Sedona Price, a graduate student in Kriek’s lab, explains why they are looking nine billion years back in time to study these particular galaxies. “Cosmologically, this time period was very interesting”—stars were rapidly forming within galaxies and galactic structures were changing quickly, supporting the idea that star formation is one of the forces shaping galaxies, she said. “It seems that if you take a star-forming disk and you shut off star formation you can destroy [its] disk structure—you can morph a spiral galaxy into an elliptical galaxy. But how does that happen?” Answering this and other questions requires astronomers to observe hundreds of galaxies as they form, and thus the MOSDEF survey project was born.
MOSDEF researchers worked together to collect over 50 nights’ worth of astronomical data using the Keck I telescope. That may not sound like a long time to watch the skies, but due to the extraordinarily high demand for telescope time, it’s not only tough for astronomers to reserve the instrument for more than a few nights per year, it’s expensive: a single night of observation carries a $100,000 price tag. By pooling the resources of several universities, Kriek and her colleagues were able to gather far more data than they could have individually.
But what information, exactly, is the Keck I gathering? Kriek explains that the Keck I telescope isn’t just taking photos using visible light wavelengths—it also detects a whole range of electromagnetic wavelengths, which are vital for observing distant objects. The Keck I “looks at light that has been traveling for billions of years,” she says. “In this time, the universe has been expanding—and so have the photons. The light has traveled so far and expanded so much, [it has] been shifted into different wavelengths such as infrared. [The Keck I telescope] can pick up those wavelengths, and that allows us a whole new view of the universe.”

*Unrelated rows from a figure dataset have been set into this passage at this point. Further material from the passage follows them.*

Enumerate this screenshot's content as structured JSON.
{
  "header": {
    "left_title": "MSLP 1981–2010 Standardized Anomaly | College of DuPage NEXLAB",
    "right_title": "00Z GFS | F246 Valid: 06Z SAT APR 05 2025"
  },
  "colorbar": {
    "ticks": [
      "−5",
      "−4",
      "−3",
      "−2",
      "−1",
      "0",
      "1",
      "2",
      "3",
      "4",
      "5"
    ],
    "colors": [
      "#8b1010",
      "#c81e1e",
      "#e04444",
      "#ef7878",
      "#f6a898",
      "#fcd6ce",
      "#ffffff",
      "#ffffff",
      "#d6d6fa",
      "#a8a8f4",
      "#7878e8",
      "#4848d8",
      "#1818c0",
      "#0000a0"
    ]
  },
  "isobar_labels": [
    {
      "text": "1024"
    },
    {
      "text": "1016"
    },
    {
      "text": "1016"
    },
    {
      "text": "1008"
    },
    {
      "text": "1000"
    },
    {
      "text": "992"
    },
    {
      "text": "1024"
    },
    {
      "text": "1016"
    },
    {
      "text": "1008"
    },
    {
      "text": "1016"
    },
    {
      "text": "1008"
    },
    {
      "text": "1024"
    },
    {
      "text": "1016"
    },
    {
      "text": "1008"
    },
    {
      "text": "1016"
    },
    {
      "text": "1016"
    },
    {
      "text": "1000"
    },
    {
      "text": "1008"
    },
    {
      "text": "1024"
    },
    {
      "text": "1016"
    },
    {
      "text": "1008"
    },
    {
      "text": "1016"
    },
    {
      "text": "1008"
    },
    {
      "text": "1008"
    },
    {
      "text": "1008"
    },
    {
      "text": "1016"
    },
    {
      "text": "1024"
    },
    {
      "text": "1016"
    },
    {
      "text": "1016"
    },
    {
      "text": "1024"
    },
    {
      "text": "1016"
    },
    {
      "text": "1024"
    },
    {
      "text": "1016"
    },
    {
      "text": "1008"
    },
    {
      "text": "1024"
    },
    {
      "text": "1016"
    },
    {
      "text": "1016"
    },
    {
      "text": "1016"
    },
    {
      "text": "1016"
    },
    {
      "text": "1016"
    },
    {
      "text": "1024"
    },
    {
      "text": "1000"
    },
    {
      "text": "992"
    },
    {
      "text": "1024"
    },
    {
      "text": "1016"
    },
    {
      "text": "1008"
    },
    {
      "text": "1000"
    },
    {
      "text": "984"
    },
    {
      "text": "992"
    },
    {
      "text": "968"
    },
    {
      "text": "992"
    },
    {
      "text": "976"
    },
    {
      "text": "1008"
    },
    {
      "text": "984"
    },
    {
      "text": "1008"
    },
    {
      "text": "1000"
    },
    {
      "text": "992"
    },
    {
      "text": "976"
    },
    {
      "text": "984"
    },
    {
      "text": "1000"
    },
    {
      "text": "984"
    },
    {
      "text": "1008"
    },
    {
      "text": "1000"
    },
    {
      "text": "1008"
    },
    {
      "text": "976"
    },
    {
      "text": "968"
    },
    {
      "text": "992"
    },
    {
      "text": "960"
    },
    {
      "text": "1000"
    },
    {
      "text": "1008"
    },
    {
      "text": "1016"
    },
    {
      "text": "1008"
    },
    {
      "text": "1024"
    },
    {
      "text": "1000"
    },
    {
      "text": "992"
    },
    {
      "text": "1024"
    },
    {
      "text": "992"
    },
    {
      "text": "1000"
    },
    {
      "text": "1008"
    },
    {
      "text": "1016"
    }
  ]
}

By comparing the data gathered from the Keck I telescope with data from other sources, including the Hubble Space Telescope, astronomers from the MOSDEF survey are learning more about the stars, gases, black holes, and other celestial objects that make up galaxies. This mountain of observational data allows researchers like Price to estimate galactic parameters, such as mass, to understand why galaxies are shaped as they are. “Galaxies forming stars nine billion years ago were not nice organized spiral galaxies, they were train wrecks! By looking at rotational versus random motion, you can tell how the mass is distributed, and … how disk shapes first formed,” she explains.
The MOSDEF collaboration has already begun to pay dividends: the survey has resulted in ten publications in 2016 alone, even before the final observations were collected in May. Now that the full data set has been assembled, researchers like Kriek and Price can begin the challenge of processing the massive volume of information and see what the universe has to tell us. Price is optimistic: “I’m looking forward to analyzing the full set of data. I think there are still surprises to be had.”